Dr. Gavin Richardson, professor of English, performs a dramatic reading of ‘The Fall of Lucifer’ Tuesday with Mary Laarz, junior English major, and Holly Owens, senior music major. | Photo by Jacob Moore

By Beth Byrd, Staff Writer

Students, faculty, staff and visitors gathered May 1 for the ninth annual Union University Scholarship Symposium to see the Union community’s academic achievements through posters, presentations and plays.

The event began at 12:30 p.m. in the Carl Grant Events Center, where 56 posters displayed research projects by students from Union campuses in Jackson, Germantown and Hendersonville. Students presented 79 research projects from 1-4 p.m..

Dr. Randall Phillips, director of research and associate professor of family studies, said 266 students worked with 53 faculty members to present research.

“(The symposium) is a venue for students to present evidence of their scholarly efforts and to do so in a forum venue, ” Phillips said. “The caliber of the presentations for the symposium is comparable to what you will find in a professional association or in an academic society.”

Ansley Geno and Shelby Holmes, senior psychology majors, worked for months on their project, “Impression Formation and The Preferential Treatment of Blondes.”

Narrowing their focus to Union female students, Geno and Holmes observed whether blondes received better treatment than brunettes. They conducted studies across campus that revealed nearly 59 percent of 75 observed groups showed preference for blonde females, because more doors were held open for blonde than non-blonde females.

“In order to get in graduate school, it is important to have research experience,” Geno said. “And I thought (participating in the symposium) would be fun.”

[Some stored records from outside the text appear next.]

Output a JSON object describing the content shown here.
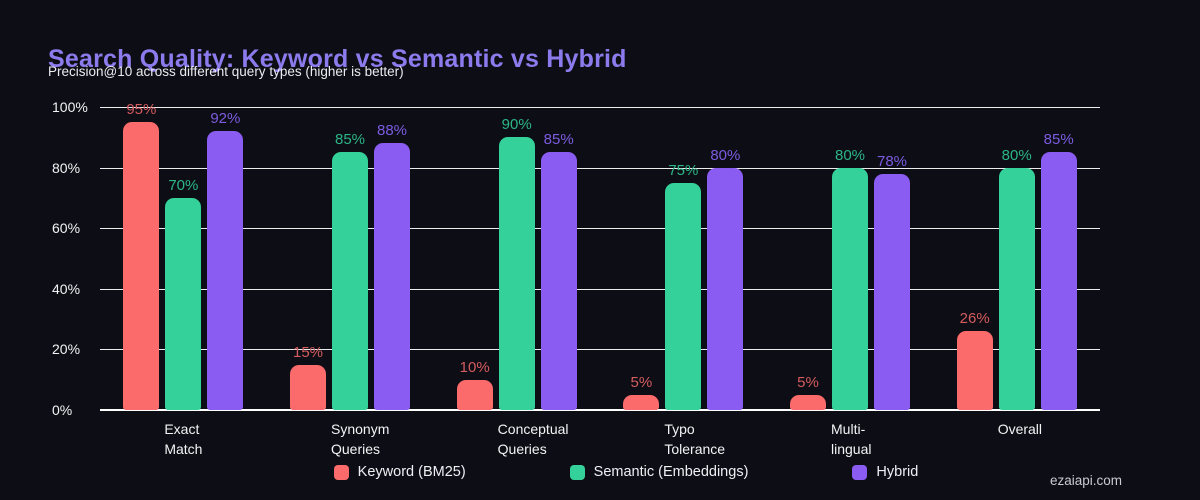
{
  "page": {
    "background_color": "#0d0e15",
    "title_color": "#8d7bee",
    "watermark": "ezaiapi.com"
  },
  "chart_data": {
    "type": "bar",
    "title": "Search Quality: Keyword vs Semantic vs Hybrid",
    "subtitle": "Precision@10 across different query types (higher is better)",
    "categories": [
      "Exact\nMatch",
      "Synonym\nQueries",
      "Conceptual\nQueries",
      "Typo\nTolerance",
      "Multi-\nlingual",
      "Overall"
    ],
    "series": [
      {
        "name": "Keyword (BM25)",
        "color": "#fc6b6b",
        "label_color": "#d45b5f",
        "values": [
          95,
          15,
          10,
          5,
          5,
          26
        ]
      },
      {
        "name": "Semantic (Embeddings)",
        "color": "#35d19b",
        "label_color": "#2cb586",
        "values": [
          70,
          85,
          90,
          75,
          80,
          80
        ]
      },
      {
        "name": "Hybrid",
        "color": "#8a5cf2",
        "label_color": "#7d5be0",
        "values": [
          92,
          88,
          85,
          80,
          78,
          85
        ]
      }
    ],
    "yticks": [
      0,
      20,
      40,
      60,
      80,
      100
    ],
    "ylim": [
      0,
      100
    ],
    "value_suffix": "%",
    "tick_suffix": "%",
    "grid": "horizontal",
    "legend_position": "bottom"
  }
}
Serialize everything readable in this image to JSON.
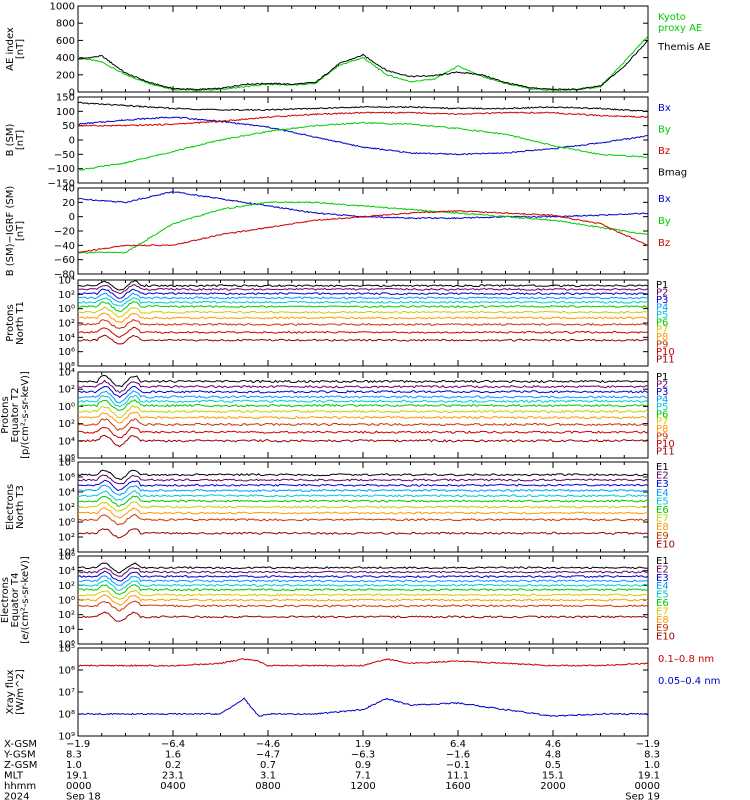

Dr. Gavin Richardson, professor of English, oversaw the presentation of “The Fall of Lucifer,” an anonymous medieval mystery play held at the W.D. Powell Theatre in the Penick Academic Complex.

Sixteen students from Richardson’s “The History of the English Language” class used Middle English to portray Satan’s damnation to hell.

Mary Laarz, senior English major who played Lucifer in the play, said she practiced her lines often to perform well for the symposium.

“(The Scholarship Symposium) is a chance for students to see work done by fellow classmates and to see a glimpse into the different classes offered on campus,” Laarz said. “This is a way for students to flex their academic muscles in a different venue.”